DesconversasRobert de Andrade

Editorial: O apocalipse impublicável

A última edição da revista impressa Os impublicáveis, atendendo a sua inconstante periodicidade, foi lançada em abril de 2013. Esse número trouxe como principal temática a mídia e seu editorial alertava para o fato de que somos, ainda, incapazes de transformar sujeitos inanes em ativistas ferozes, desses que encontramos diariamente escondidos em seus quartos enquanto berram nas mídias sociais, apoiando campanhas contra o uso indiscriminado de gentiliza.

A revista veio antes das manifestações que começaram no mês junho, em São Paulo, depois do aumento das passagens, e se estenderam até a Copa do Mundo no ano seguinte. Infelizmente, não fomos tão proféticos quanto se poderia supor. Na verdade, parecíamos inspirados pelo diabo, que mais sabe por ser velho que por ser diabo.

Senão, vejamos. Naquela edição, Cind Canuto apresentou o texto “Meu espaço público,” tratando da apropriação desses espaços que confrontam diversidades e dos riscos em não saber distinguir o público do privado. Nada mais atual.

Passadas as eleições, veio a verborreia inconformada com o resultado das urnas e potencializada pelo espaço que a grande mídia deu aos incautos. Ora, em um texto premonitório escrito por Barroso da Costa e publicado nesse mesmo número da Os Impublicáveis, Barrosão já nos alertava no título com um “Pai, afasta de mim este fala-se” e emendou: Se de nada se podia falar antes, hoje de tudo se fala, mesmo que não haja o que dizer. A tão reclamada liberdade de expressão perverte-se em libertinagem, pornografia tagarela. Todos se sentem autorizados a dizer de tudo publicamente, como se quaisquer opiniões a respeito de qualquer coisa fossem dignas de se transformar em discursos.

Mais adiante deflagrou-se a crise política e econômica. A oposição ao governo só via um caminho: o impeachment, mesmo sem um motivo real, a não ser a derrota nas eleições.
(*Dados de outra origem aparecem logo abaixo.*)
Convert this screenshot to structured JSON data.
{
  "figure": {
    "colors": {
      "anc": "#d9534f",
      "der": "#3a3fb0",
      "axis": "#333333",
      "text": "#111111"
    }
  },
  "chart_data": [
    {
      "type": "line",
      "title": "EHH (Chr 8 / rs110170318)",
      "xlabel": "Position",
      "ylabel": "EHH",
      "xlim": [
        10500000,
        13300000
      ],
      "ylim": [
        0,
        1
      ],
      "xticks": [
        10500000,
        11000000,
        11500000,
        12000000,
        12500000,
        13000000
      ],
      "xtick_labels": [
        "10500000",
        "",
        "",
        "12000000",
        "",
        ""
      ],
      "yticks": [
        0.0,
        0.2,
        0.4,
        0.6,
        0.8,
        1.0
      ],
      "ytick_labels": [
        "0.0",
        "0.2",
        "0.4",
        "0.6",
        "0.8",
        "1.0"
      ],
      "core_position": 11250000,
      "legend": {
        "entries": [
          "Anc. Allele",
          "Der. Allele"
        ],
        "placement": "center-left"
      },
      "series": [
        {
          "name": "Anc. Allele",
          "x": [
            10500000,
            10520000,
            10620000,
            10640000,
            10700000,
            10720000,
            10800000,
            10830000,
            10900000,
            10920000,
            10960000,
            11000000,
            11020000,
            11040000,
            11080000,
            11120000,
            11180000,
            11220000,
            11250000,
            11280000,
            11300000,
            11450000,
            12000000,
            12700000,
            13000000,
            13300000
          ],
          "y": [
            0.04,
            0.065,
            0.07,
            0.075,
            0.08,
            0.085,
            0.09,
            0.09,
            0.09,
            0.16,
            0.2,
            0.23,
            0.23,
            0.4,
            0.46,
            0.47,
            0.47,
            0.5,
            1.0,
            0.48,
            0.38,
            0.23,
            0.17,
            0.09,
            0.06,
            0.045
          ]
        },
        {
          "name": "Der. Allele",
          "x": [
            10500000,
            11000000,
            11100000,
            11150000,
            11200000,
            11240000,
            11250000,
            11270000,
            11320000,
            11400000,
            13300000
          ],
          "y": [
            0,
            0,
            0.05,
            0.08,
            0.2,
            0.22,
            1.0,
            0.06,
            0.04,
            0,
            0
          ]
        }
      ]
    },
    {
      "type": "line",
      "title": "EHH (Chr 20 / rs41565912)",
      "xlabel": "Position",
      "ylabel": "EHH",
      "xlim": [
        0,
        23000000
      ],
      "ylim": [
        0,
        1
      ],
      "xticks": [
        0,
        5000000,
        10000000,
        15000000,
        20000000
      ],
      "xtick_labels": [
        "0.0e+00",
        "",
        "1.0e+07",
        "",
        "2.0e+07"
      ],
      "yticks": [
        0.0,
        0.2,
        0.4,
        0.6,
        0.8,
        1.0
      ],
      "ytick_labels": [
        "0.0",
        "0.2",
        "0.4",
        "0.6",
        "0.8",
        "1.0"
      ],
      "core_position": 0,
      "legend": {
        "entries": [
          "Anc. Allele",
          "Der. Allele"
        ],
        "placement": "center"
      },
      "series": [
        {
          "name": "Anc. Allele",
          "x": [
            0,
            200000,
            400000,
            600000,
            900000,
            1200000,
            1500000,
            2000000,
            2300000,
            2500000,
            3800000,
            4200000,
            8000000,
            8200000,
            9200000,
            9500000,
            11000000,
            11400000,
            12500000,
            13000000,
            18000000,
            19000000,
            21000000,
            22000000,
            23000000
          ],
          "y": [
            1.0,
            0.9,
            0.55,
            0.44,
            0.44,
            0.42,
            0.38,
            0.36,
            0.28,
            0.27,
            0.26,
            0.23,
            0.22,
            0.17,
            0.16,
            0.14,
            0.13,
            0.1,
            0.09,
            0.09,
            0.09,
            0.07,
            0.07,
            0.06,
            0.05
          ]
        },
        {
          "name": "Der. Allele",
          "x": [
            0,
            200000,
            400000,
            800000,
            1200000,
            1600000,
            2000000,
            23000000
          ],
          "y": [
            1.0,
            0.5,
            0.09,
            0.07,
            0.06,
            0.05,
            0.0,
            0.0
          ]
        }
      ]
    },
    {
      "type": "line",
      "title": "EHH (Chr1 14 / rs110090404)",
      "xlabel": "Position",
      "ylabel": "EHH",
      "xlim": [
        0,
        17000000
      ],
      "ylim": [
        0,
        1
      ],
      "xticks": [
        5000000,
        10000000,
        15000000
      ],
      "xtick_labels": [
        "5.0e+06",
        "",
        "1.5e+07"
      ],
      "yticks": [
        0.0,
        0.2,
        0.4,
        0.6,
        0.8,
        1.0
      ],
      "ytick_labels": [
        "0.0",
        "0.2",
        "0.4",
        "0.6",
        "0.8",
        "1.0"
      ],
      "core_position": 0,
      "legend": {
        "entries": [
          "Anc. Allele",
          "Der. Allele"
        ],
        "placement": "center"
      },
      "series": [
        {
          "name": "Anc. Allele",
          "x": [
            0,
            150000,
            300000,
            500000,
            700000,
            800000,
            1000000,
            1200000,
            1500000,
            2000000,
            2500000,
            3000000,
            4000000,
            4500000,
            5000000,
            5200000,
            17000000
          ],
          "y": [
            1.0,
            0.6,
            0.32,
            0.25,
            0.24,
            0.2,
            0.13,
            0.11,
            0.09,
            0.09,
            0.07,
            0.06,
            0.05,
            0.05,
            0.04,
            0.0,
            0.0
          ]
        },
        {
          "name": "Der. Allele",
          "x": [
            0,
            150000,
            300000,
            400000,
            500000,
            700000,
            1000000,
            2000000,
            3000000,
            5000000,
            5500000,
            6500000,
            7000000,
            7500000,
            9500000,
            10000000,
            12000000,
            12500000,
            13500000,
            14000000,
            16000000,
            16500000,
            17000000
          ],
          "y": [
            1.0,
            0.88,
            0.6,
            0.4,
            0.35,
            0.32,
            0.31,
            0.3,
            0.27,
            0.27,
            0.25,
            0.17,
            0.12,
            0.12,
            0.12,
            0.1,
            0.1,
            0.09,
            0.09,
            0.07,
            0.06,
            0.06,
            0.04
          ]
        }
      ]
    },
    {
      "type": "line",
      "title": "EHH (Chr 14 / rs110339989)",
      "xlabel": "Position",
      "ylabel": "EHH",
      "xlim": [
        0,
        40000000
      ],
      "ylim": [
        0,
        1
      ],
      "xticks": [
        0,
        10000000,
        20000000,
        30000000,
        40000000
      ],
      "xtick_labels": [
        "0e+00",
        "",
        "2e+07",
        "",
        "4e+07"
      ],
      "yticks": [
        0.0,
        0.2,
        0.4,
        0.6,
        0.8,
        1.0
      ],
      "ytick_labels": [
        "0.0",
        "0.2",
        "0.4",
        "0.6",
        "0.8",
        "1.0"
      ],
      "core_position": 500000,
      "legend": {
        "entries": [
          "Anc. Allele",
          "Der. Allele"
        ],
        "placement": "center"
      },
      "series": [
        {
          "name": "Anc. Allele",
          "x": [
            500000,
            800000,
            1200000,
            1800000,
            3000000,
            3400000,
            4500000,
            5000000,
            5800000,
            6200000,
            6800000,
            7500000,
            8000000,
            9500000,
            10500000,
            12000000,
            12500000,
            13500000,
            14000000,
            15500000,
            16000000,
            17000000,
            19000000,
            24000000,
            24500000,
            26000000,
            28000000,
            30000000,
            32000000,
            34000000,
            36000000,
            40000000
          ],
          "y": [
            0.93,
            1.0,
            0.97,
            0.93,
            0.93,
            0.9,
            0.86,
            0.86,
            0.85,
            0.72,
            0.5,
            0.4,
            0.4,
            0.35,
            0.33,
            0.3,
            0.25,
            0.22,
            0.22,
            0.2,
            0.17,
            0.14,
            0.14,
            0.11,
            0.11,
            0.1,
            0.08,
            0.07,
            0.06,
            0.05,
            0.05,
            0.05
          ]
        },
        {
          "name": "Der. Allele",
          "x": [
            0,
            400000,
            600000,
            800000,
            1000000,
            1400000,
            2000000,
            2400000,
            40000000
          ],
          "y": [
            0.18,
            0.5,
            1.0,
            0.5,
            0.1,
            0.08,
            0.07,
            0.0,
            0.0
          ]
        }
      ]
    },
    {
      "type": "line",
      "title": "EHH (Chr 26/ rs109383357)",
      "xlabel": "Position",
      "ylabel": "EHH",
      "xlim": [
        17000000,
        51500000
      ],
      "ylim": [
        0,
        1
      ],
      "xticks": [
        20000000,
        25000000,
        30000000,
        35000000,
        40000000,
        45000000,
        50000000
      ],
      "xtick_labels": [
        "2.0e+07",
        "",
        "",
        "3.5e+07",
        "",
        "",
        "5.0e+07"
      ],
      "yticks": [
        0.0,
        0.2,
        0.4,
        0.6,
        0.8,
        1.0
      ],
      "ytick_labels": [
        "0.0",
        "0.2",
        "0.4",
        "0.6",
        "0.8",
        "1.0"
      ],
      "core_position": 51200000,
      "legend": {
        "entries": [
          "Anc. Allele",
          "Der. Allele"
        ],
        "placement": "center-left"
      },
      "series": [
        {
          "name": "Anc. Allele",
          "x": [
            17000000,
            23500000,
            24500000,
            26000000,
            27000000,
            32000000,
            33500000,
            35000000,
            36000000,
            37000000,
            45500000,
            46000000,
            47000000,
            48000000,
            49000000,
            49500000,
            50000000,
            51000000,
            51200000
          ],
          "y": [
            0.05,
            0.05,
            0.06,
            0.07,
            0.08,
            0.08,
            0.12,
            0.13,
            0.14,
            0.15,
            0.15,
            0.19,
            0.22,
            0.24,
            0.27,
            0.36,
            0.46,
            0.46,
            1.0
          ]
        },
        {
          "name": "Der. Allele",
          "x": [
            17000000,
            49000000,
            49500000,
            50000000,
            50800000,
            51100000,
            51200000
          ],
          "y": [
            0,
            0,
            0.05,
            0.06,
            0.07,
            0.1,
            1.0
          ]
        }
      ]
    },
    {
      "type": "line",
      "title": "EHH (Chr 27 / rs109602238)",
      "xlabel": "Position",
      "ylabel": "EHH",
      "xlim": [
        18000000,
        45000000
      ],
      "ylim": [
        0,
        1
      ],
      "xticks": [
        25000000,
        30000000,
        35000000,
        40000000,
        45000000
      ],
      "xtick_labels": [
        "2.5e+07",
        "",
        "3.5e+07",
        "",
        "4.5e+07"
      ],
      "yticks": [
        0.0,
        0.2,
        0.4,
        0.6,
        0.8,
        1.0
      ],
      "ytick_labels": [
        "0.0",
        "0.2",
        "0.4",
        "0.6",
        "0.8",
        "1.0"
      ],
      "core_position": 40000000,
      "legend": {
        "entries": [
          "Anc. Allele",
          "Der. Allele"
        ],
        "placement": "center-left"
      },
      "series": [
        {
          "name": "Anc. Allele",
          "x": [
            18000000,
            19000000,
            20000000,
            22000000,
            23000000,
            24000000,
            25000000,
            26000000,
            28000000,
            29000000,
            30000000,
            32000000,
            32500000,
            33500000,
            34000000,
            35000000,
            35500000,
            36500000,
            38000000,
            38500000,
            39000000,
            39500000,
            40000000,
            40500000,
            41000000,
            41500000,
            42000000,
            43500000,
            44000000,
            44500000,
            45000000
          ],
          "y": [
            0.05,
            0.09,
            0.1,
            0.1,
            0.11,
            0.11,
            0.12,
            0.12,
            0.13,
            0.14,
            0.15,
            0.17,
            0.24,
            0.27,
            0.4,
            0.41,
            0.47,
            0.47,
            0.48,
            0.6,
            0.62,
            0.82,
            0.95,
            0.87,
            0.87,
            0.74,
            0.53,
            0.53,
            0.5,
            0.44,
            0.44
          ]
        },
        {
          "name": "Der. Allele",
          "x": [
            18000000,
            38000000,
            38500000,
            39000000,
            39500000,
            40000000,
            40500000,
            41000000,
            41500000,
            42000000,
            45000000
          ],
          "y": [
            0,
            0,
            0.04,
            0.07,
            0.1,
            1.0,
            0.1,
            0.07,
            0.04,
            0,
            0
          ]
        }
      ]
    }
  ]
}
A ideia ganha corpo quando milhares de pessoas vão às ruas pedir o impedimento da Presidenta. No entanto, esse magote não é, e tampouco representa, toda a população brasileira.  É evidente que as manifestações devem ser respeitadas e até reverenciadas como uma prerrogativa democrática, mas tão certo quanto isso é o fato de que nem todos os brasileiros estão ali representados.

A fragilidade do movimento começou a se mostrar na falta de substância e coerência daqueles que foram eleitos símbolos dos atos. Cunha foi o primeiro a receber apoio, mas só durou até aparecerem suas contas na Suíça. Depois surgiu nosso primeiro herói de toga, Joaquim Barbosa, que se aposentou logo em seguida. Aécio, se não ficou em primeiro nas eleições, já foi reverenciado como o mais citado na Operação Lava Jato. Agora, além de gritar o nome do Juiz Sergio Moro – o mais novo herói de toga que parece se julgar acima da lei -, há uma turma batendo continência para figuras como Jair Bolsonaro, tal qual previa o meu texto para Os impublicáveis “Que saudade do General”: Enquanto muitos daqueles que lutaram pela liberdade de expressão em nosso país se debatem em seus túmulos ao assistirem a sociedade trocar o livre-arbítrio pelo culto ao supérfluo e a celebração da tragédia pós-moderna, aqueles que ainda estão entre nós parecem sofrer da Síndrome de Estocolmo, acatando cegamente as ordens da grande mídia.

Como já alertado anteriormente, essa emblemática – pelo menos para nós autores e editores de Os impublicáveis – edição da revista, intitulada: “Precisa gritar?”, não é um presságio da tragédia e sim a narrativa de algo que começou bem antes do que imaginamos. Porém, nunca é demais expressar nossa posição de tempo em tempo, atentos às causas sociais e irredutíveis quando se coloca em risco a democracia brasileira.